Author of several books, his best known was A Manual of Indian Timbers. He was also the author of many papers on forestry and botanical subjects in the Indian Forester, of which he was a founding editor. Another major work was the Flora of the Presidency of Madras (1915) of which five parts were published during his lifetime and he was working on the seventh at the time of his death. This required obtaining specimens from the botanical gardens at Calcutta, the forest herbarium at Travancore, the Agricultural College at Coimbatore and the Royal Botanic Garden at Edinburgh. He also made use of the specimens in the Madras Herbarium at Kew presented by Sir Alfred Gibbs and Lady Bourne. The work was completed by C.E.C. Fischer..

==Other works==
- List of the trees, shrubs and large climbers found in the Darjeeling District, Bengal, (1st ed. 1877; 1878; 2nd ed. 1896), Bengal.
- A Manual of Indian Timbers: An Account of the Growth, Distribution and Uses of the Trees and Shrubs of India and Ceylon with Description of Their Wood-Structure. (1881; 1902).
- The Bambuseae of British India. Annals of the Royal Botanic Garden Calcutta, (1896), 133 pp.]
- Flora of the Presidency of Madras (1915–21, continued after his death by C.E.C. Fischer)
  - Volume 1 – Ranunculaceae to Caprifoliaceae.
  - Volume 2 – Rubiaceae to Euphorbiaceae.
  - Volume 3 – Ulmaceae to Gramineae. Addenda, indexes, etc.

==Personal life==
Gamble retired to the UK in 1899, settling at Highfield, Liss, Hampshire, where he planted 72 acres with exotic trees, using many of the seeds he had collected. In 1911, he married Gertrude Latter.

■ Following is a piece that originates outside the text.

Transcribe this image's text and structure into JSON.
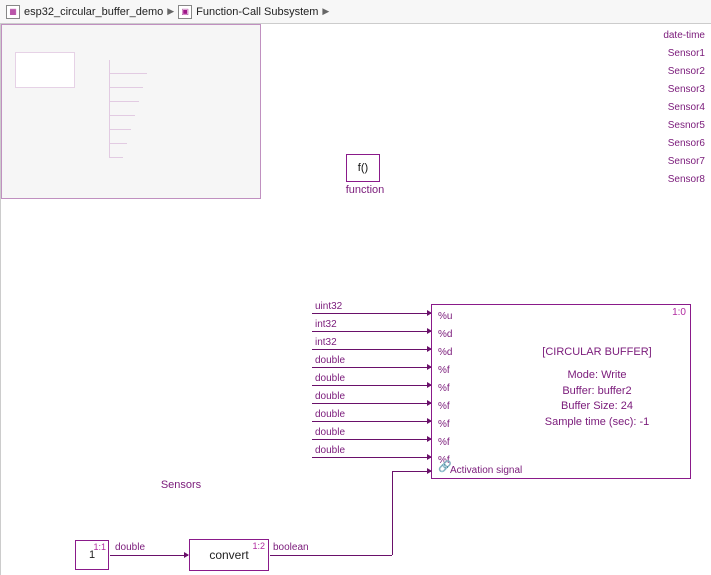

Gamble died aged 78 on 16 October 1925 at the College Hospital, Haslemere, a few days after a surgery.

==Honours==
In 1879, botanist C.B.Clarke published Gamblea, a genus of plants of the family Araliaceae, from Indo-China, and named in Gamble's honour.

In 1899, Gamble was elected a Fellow of the Royal Society, his candidature citation describing him as: 'Conservator of Forests, School Circle, NW Provinces, India, and Director of the Imperial Forest School, Dehra Dunn. Fellow of the University of Madras, and ex officio Fellow of the University of Allahabad...'

== Notes==

NB: Gamble is listed erroneously as J. H. Gamble in some treatises.